L'incroyable enquête du Dubaïgate

par Lemonde.fr, 26/2/2010
Mahmoud Al-Mabhouh, considéré par Israël comme un maillon essentiel de la contrebande d'armes à destination de la bande de Gaza, contrôlée par le mouvement palestinien Hamas, a été retrouvé mort le 20 janvier dans un hôtel de Dubaï. Le Mossad, le service de renseignement israélien, est suspecté d'être à l'origine de ce meurtre. Au fil des jours, l'enquête est devenue de plus en plus complexe ; pas moins de vingt-six personnes, porteuses de passeports occidentaux, sont recherchées par la police de Dubaï.
  • Les faits : le 20 janvier Mahmoud Al-Mabhouh est retrouvé mort dans la chambre n° 230 de l'hôtel Al-Bustan Rotana de Dubaï. Grâce aux nombreuses caméras de surveillance présentes à Dubaï, la police retrace l'itinéraire du commando chargé de le tuer. Le cadre du Hamas a été filé après son arrivée à Dubaï et le commando a réservé une chambre face à la sienne dans son hôtel. "Il a été étouffé après avoir reçu peut-être une décharge électrique", a déclaré le chef de la police à Dubaï, le général Khalfan.

  • Qui était Mahmoud Al-Mabhouh ? Né le 14 juin 1960, dans le vaste camp de réfugiés de Jabaliya, dans le nord de la bande de Gaza, Mahmoud Al-Mabhouh a rejoint à 18 ans le mouvement des Frères musulmans, qui a fondé le Hamas.

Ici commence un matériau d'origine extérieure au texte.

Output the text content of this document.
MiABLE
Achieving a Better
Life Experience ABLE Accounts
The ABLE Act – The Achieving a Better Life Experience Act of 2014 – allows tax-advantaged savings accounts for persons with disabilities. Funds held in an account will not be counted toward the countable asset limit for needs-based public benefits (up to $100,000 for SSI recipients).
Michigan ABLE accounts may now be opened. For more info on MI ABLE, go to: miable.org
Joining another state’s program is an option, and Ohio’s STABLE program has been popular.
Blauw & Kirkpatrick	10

Militant actif, il a régulièrement été détenu dans les geôles israéliennes au cours des années 1980. Il s'est fait connaître pour avoir orchestré l'enlèvement et l'assassinat de deux soldats israéliens en 1989.

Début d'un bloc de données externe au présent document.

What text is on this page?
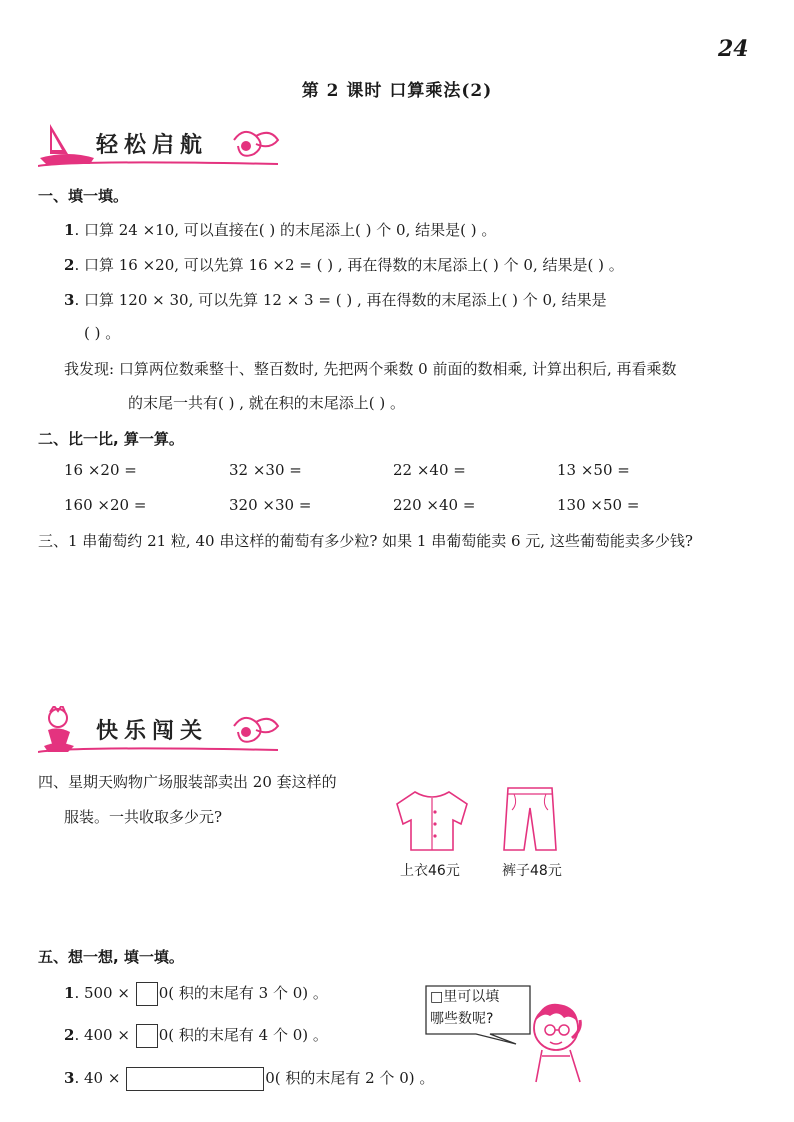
24
第 2 课时 口算乘法(2)
轻松启航
一、填一填。
1. 口算 24 ×10, 可以直接在( ) 的末尾添上( ) 个 0, 结果是( ) 。
2. 口算 16 ×20, 可以先算 16 ×2 = ( ) , 再在得数的末尾添上( ) 个 0, 结果是( ) 。
3. 口算 120 × 30, 可以先算 12 × 3 = ( ) , 再在得数的末尾添上( ) 个 0, 结果是
( ) 。
我发现: 口算两位数乘整十、整百数时, 先把两个乘数 0 前面的数相乘, 计算出积后, 再看乘数
的末尾一共有( ) , 就在积的末尾添上( ) 。
二、比一比, 算一算。
16 ×20 =	32 ×30 =	22 ×40 =	13 ×50 =
160 ×20 =	320 ×30 =	220 ×40 =	130 ×50 =
三、1 串葡萄约 21 粒, 40 串这样的葡萄有多少粒? 如果 1 串葡萄能卖 6 元, 这些葡萄能卖多少钱?
快乐闯关
四、星期天购物广场服装部卖出 20 套这样的
服装。一共收取多少元?
上衣46元	裤子48元
五、想一想, 填一填。
1. 500 × 0( 积的末尾有 3 个 0) 。
2. 400 × 0( 积的末尾有 4 个 0) 。
3. 40 ×	0( 积的末尾有 2 个 0) 。
□里可以填
哪些数呢?
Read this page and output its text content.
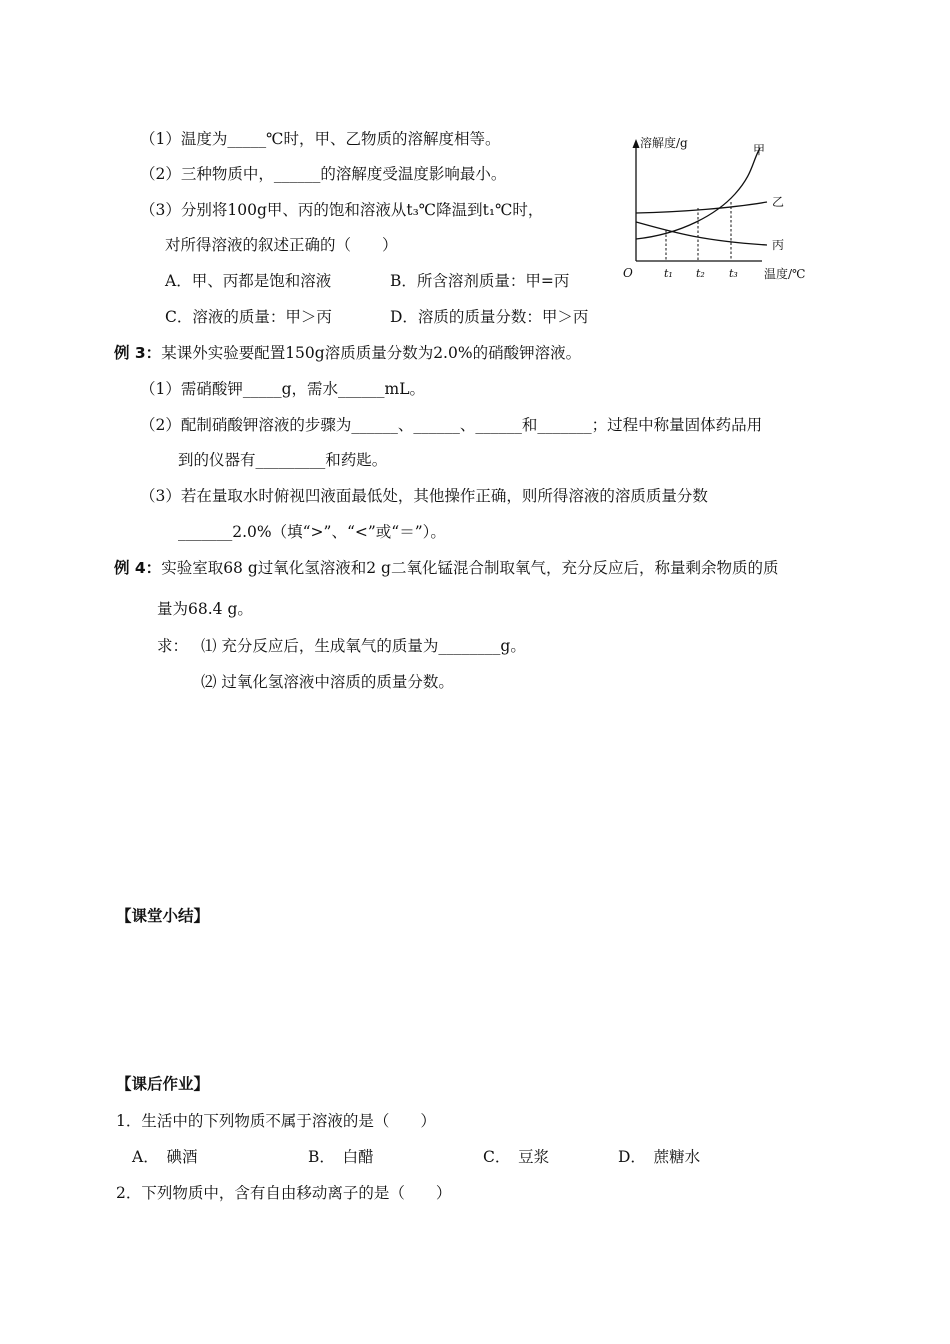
（1）温度为_____℃时，甲、乙物质的溶解度相等。
（2）三种物质中，______的溶解度受温度影响最小。
（3）分别将100g甲、丙的饱和溶液从t₃℃降温到t₁℃时，
对所得溶液的叙述正确的（　　）
A．甲、丙都是饱和溶液	B．所含溶剂质量：甲=丙
C．溶液的质量：甲＞丙	D．溶质的质量分数：甲＞丙
t₁ t₂ t₃
甲
乙
丙
溶解度/g
温度/℃
O
例 3：某课外实验要配置150g溶质质量分数为2.0%的硝酸钾溶液。
（1）需硝酸钾_____g，需水______mL。
（2）配制硝酸钾溶液的步骤为______、______、______和_______；过程中称量固体药品用
到的仪器有_________和药匙。
（3）若在量取水时俯视凹液面最低处，其他操作正确，则所得溶液的溶质质量分数
_______2.0%（填“>”、“<”或“＝”）。
例 4：实验室取68 g过氧化氢溶液和2 g二氧化锰混合制取氧气，充分反应后，称量剩余物质的质
量为68.4 g。
求： ⑴ 充分反应后，生成氧气的质量为________g。
⑵ 过氧化氢溶液中溶质的质量分数。
【课堂小结】
【课后作业】
1．生活中的下列物质不属于溶液的是（　　）
A．　碘酒	B．　白醋	C．　豆浆	D．　蔗糖水
2．下列物质中，含有自由移动离子的是（　　）
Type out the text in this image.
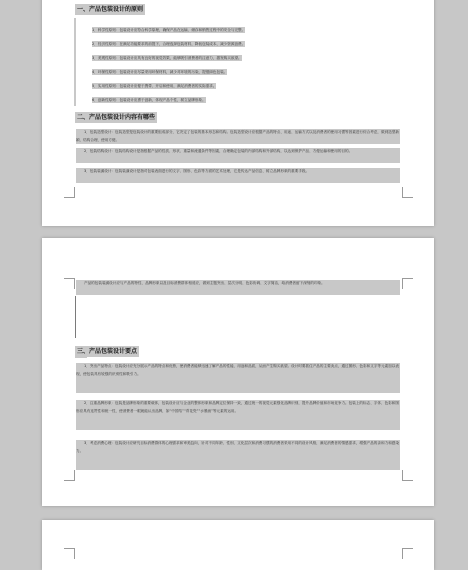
一、产品包装设计的原则
1．科学性原则：包装设计应符合科学原理，确保产品在运输、储存和销售过程中的安全与完整。
2．经济性原则：在满足功能要求的前提下，合理选择包装材料，降低包装成本，减少资源浪费。
3．美观性原则：包装设计应具有良好的视觉效果，能够吸引消费者的注意力，激发购买欲望。
4．环保性原则：包装设计应尽量采用环保材料，减少对环境的污染，提倡绿色包装。
5．实用性原则：包装设计应便于携带、开启和使用，满足消费者的实际需求。
6．创新性原则：包装设计应勇于创新，体现产品个性，树立品牌形象。
二、产品包装设计内容有哪些

1．包装造型设计：包装造型是包装设计的重要组成部分，它决定了包装的基本形态和结构。包装造型设计应根据产品的特点、用途、运输方式以及消费者的使用习惯等因素进行综合考虑，做到造型新颖、结构合理、使用方便。

2．包装结构设计：包装结构设计是指根据产品的性质、形状、重量和流通条件等因素，合理确定包装的内部结构和外部结构，以达到保护产品、方便运输和使用的目的。

3．包装装潢设计：包装装潢设计是指对包装表面进行的文字、图形、色彩等方面的艺术处理，它是传达产品信息、树立品牌形象的重要手段。

产品的包装装潢设计应与产品的特性、品牌形象以及目标消费群体相适应，做到主题突出、层次分明、色彩协调、文字简洁，给消费者留下深刻的印象。

三、产品包装设计要点

1．突出产品特点：包装设计应充分展示产品的特点和优势，使消费者能够迅速了解产品的性能、用途和品质，从而产生购买欲望。设计时要抓住产品的主要卖点，通过图形、色彩和文字等元素加以表现，使包装具有较强的识别性和吸引力。

2．注重品牌形象：包装是品牌形象的重要载体，包装设计应与企业的整体形象和品牌定位保持一致，通过统一的视觉元素强化品牌识别，提升品牌价值和市场竞争力。包装上的标志、字体、色彩和图形应具有连贯性和统一性，使消费者一眼就能认出品牌，如“中国结”“青花瓷”“水墨画”等元素的运用。

3．考虑消费心理：包装设计应研究目标消费群体的心理需求和审美趋向，针对不同年龄、性别、文化层次和消费习惯的消费者采用不同的设计风格，满足消费者的情感需求，增强产品的亲和力和感染力。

    En 1990, Al-Mabhouh a fui la bande de Gaza pour l'Égypte après la destruction de sa maison par l'armée israélienne. Détenu trois mois en Egypte, il s'est rendu en Libye et enfin en Syrie, où il a vécu jusqu'à son assassinat, précise le Hamas. Mais on dispose de peu de détails quant à ses activités dans les deux dernières décennies.
  • Pourquoi le Mossad est-il suspecté ? Rapidement, les services secrets israéliens sont suspectés d'être à l'origine de ce meurtre. Le 15 février, après la découverte de l'utilisation par les suspects de passeports occidentaux, le chef de la police de Dubaï a dit "ne pas exclure une implication du Mossad ou d'autres parties dans l'assassinat" : "Israël commet de multiples assassinats dans beaucoup de pays, y compris dans des pays alliés." Même la presse israélienne soulève cette hypothèse. "Une méthode du Mossad", titre ainsi le quotidien Haaretz, le 16 février, en notant que les "préparatifs minutieux rappellent les actions du Mossad dans le passé". Les services secrets israéliens ont en effet mené de nombreuses opérations spectaculaires d'assassinats de dirigeants palestiniens à l'étranger, dont le bras droit du dirigeant historique Yasser Arafat, Abou Jihad, en avril 1988, lors d'un débarquement à Tunis, et le chef de l'organisation radicale du Djihad islamique, Fathi Chakaki, en octobre 1995 à Malte.
  • L'enquête : A la mi-février, la police de Dubaï annonce que onze personnes, porteuses de passeports européens, sont suspectées. Le 24 février, elle annonce qu'elle recherche désormais vingt-six suspects porteurs de passeports occidentaux. Sur ces vingt-six suspects (dont six femmes) douze détiennent des passeports britanniques, six sont porteurs de passeports irlandais, quatre sont munis de passeports français, trois de passeports australiens et un d'un passeport allemand. Certains de ces passeports sont faux, d'autres des vrais avec usurpation d'identité, et seraient des passeports "diplomatiques". Certains auraient utilisé l'identité d'Israéliens ayant une double nationalité. Enfin, trois Palestiniens seraient également interrogés dans cette affaire.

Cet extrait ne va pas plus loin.